Vladimir Mikhailovitch Goundiaiev, que escolheu o nome religioso de Cirilo em honra ao santo do séc. IX que expandiu a fé cristã no mundo eslavo, nasceu há 75 anos em Leninegrado, atual São Petersburgo, que foi igualmente o berço de Valdimir Putin.
No dia do 70º aniversário de Putin, o religioso que se tornou patriarca ortodoxo russo em 2009, desfez-se em salamaleques verbais afirmando que Putin estava no poder há vinte e dois anos por vontade divina e com um propósito:“Deus colocou-o a si no poder para que pudesse levar a cabo uma missão com uma importância particular e de uma grande responsabilidade para o destino do país e do povo que vos foi confiado”. E acrescentou: “Que a sua força não falhe e que a ajuda de Deus seja grande”. Cirilo, que em 2012 tinha considerado Putin “um milagre”, pediu aos fiéis que rezem por ele para que preserve capacidade para governar durante muitos e bons anos, colocando assim a igreja ao seu serviço.
A atuação pública da dupla Putin-Cirilo tem-se caracterizado por um populismo religioso atroz. Ambos desejam uma Rússia conservadora a dominar os povos eslavos, em nome da luta contra o que consideram “a decadência moral, o declínio do Ocidente e o advento do satanismo”, daí o forte empenho na guerra de agressão contra a Ucrânia, que por sua vez quer ligar-se à Europa e sair da órbita russa. É uma “guerra santa” contra a Ucrânia e, por extensão, contra o Ocidente.
Seria suposto que um líder religioso cristão com as responsabilidades de Cirilo promovesse um discurso de paz à semelhança do papa Francisco, em consonância com o Evangelho. Não é compreensível que seja um pau mandado do presidente do país ou de qualquer líder político. Como se pode compreender que este homem defenda ataques mortíferos contra civis indefesos em escolas, infantários, maternidades, hospitais, prédios de habitação e centros comerciais? Como se pode entender que esteja a defender a mortandade dos fiéis ortodoxos ucranianos que o têm como seu líder religioso máximo? Como é possível tal miopia e desonestidade?

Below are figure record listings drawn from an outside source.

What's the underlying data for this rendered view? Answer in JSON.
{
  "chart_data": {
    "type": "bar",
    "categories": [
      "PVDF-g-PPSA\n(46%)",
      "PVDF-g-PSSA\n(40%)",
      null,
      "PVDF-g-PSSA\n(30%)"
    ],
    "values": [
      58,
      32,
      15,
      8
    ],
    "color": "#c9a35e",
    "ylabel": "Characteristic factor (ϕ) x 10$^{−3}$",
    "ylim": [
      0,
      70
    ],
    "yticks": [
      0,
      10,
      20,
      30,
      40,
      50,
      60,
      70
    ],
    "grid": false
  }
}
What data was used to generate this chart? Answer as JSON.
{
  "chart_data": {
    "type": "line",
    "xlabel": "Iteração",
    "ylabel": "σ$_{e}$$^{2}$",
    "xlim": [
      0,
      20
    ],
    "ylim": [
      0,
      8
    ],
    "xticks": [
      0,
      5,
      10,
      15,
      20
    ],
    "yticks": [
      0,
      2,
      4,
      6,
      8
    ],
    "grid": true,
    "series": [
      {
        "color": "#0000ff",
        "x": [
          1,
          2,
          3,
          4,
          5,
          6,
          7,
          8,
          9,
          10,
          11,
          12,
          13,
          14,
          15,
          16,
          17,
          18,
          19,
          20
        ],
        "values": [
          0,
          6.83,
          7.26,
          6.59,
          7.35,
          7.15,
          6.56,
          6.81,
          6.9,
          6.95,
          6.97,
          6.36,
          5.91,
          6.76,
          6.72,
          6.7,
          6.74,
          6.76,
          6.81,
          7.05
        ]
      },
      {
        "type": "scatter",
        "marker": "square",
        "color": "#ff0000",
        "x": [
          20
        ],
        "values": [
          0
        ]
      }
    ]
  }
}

Há pelo menos duas grandes razões que ajudam a entender a situação. Antes de mais Cirilo era um agente da polícia política soviética, o que não abona nada em seu favor, além de provavelmente lamentar ainda hoje, tal como Putin, o fim do império soviético. A segunda razão é que Putin reverteu a política de liberdade religiosa implementada por Gorbatchev, expulsando e perseguindo inúmeras confissões religiosas e entregando na prática o quase monopólio à Igreja Ortodoxa, fazendo dela a igreja de estado, em troca de um compromisso de apoio cego à sua política geral.
Mas esta cegueira pela violência é já uma marca do patriarca russo. Já tinha abençoado o derramamento de sangue quando a Rússia começou a participar na guerra civil da Síria, ao apoiar a destruição de cidades como Aleppo, em nome duma cruzada contra os “infiéis”. Já na altura se viram padres ortodoxos a abençoar misseis e aviões de guerra prontos a destruir casas e a matar pessoas, tal como agora na Ucrânia.
Por estas e outras é que Cirilo está acusado por ativistas europeus dos direitos humanos da Human Rigths Without Frontiers de “incitar a agressão e a prática de crimes contra a Humanidade, através do apoio declarado à invasão da Ucrânia pela Rússia”, exigindo ainda que este líder ortodoxo seja investigado pelo Tribunal Penal Internacional (TPI). Segundo Janine di Giovanni, no Courrier Internacional, a acusação é de ser “cúmplice de crimes de guerra (Artigo 8 do Estatuto de Roma) e de crimes contra a Humanidade (Artigo 7), cometidos pelas Forças Armadas russas na Ucrânia”.
Em vez de fazer uso do prestígio da sua posição, quase comparável na ortodoxia ao papa no catolicismo romano, para pressionar o fim das hostilidades, Cirilo nem na Páscoa Ortodoxa pediu um cessar-fogo para que as celebrações religiosas ocorressem em paz e segurança, ao contrário do que fez o Conselho Mundial de Igrejas e até António Guterres, secretário-geral da ONU, que clamou por uma “pausa humanitária”.
Cirilo nunca será julgado pelo TPI porque a Rússia não é membro do tribunal, mas o facto de se ter vendido a Putin já o fez perder grande parte do rebanho dos fiéis na Ucrânia e, o que é bem pior, manchou de sangue inocente as suas vestes sacerdotais bem como a dignidade do cargo que ocupa.